Bank of Canada Stays the Course at 2.25%
Canada's central bank made it five in a row on Wednesday, holding its key interest rate at 2.25% as Governor Tiff Macklem described a delicate balancing act between two forces pulling the economy in opposite directions.
The decision was widely anticipated by economists and markets. But the reasoning behind the hold is anything but simple.
Two Risks, One Rate
On one side, the Bank of Canada is watching oil prices with concern. Higher energy costs have the potential to reignite inflation — the very thing the Bank spent years fighting with aggressive rate hikes. On the other side, the ongoing trade war with the United States is casting a long shadow over Canadian economic activity, slowing growth and creating uncertainty for businesses and consumers alike.

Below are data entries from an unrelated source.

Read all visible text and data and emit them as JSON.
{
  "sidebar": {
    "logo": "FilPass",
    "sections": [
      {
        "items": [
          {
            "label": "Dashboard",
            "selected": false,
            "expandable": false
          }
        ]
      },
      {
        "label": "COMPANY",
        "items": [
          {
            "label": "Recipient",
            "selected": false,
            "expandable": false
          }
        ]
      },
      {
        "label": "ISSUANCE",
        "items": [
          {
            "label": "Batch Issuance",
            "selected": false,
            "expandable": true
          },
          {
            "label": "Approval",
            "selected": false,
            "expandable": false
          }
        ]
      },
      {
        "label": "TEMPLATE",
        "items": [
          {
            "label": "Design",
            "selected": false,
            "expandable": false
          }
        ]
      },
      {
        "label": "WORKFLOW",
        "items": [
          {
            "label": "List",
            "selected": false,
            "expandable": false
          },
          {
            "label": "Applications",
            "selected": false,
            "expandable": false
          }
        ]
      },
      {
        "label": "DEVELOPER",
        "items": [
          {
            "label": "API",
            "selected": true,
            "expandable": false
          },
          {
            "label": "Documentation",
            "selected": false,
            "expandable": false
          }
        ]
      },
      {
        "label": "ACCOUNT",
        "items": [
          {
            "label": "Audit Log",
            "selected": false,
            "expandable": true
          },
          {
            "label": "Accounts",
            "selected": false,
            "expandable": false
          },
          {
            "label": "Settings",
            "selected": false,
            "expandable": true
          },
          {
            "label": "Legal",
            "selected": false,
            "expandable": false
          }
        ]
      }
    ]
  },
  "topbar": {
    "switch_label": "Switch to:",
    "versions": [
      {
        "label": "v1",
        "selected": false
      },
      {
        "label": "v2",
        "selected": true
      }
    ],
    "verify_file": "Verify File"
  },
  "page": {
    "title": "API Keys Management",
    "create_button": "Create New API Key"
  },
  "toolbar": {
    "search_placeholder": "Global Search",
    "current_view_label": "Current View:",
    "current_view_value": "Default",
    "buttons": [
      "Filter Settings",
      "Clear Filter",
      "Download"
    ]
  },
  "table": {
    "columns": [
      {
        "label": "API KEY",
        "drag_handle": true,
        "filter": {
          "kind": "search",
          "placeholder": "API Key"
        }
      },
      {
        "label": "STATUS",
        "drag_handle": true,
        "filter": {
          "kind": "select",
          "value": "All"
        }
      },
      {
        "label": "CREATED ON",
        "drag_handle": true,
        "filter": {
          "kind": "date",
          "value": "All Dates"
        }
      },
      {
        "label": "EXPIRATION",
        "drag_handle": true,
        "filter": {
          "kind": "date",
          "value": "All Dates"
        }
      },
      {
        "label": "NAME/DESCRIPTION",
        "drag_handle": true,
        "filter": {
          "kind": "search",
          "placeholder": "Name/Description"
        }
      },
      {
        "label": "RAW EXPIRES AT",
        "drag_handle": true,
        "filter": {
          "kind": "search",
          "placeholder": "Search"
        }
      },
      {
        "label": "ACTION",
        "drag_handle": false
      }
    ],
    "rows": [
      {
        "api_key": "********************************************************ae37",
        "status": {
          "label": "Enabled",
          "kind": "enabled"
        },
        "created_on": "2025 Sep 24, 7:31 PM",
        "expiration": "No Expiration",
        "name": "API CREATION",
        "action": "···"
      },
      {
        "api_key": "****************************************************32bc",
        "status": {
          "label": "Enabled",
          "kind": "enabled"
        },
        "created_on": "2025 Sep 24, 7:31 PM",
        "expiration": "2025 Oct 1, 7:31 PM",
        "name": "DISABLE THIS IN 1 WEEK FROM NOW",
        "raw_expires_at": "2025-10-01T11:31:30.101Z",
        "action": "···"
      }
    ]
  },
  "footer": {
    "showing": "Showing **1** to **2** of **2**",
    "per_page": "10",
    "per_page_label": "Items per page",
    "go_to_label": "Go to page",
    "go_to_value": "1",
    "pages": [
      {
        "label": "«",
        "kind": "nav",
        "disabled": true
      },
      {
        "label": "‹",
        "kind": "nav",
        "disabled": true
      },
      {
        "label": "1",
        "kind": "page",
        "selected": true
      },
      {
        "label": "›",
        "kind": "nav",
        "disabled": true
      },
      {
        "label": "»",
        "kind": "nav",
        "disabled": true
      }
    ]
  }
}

"We're trying to balance these competing risks," Macklem said in announcing the decision, signalling that neither cutting nor raising rates was appropriate at this moment.
It's a tough spot for any central banker. Cut too soon and you risk fanning inflation. Hold too long and you risk letting a sluggish economy tip into something worse.
What This Means for Canadians
For homeowners on variable-rate mortgages, this is another month of no relief — but also no new pressure. Anyone who was hoping for rate cuts to ease the cost of borrowing will need to wait a little longer.
Fixed mortgage rates, which track bond yields rather than the Bank's policy rate directly, could still shift depending on how markets read the economic signals in the weeks ahead. The Bank's cautious stance suggests it doesn't feel pressure to move quickly in either direction.
For businesses, especially those in export-heavy sectors already feeling the pinch of U.S. tariffs, the hold offers no immediate stimulus. The trade war continues to be the dominant factor clouding investment decisions across the country.
The Ottawa Angle
Ottawa-area residents and federal public servants — many of whom have navigated job uncertainty alongside broader economic headwinds — will feel the effects of the Bank's wait-and-see posture. The capital's housing market, which had shown early signs of softening amid higher borrowing costs, remains sensitive to any shift in the rate outlook.
Local mortgage brokers and real estate professionals have noted that buyers are still sitting on the sidelines, watching for a signal that rate cuts are coming before jumping back into the market.
What's Next
The Bank of Canada's next rate decision is scheduled for later this summer. By then, the picture around U.S.-Canada trade relations may be clearer — or murkier, depending on how tariff negotiations unfold. Macklem has made clear that the Bank will be watching incoming data closely before making any moves.
For now, 2.25% is where Canada stays.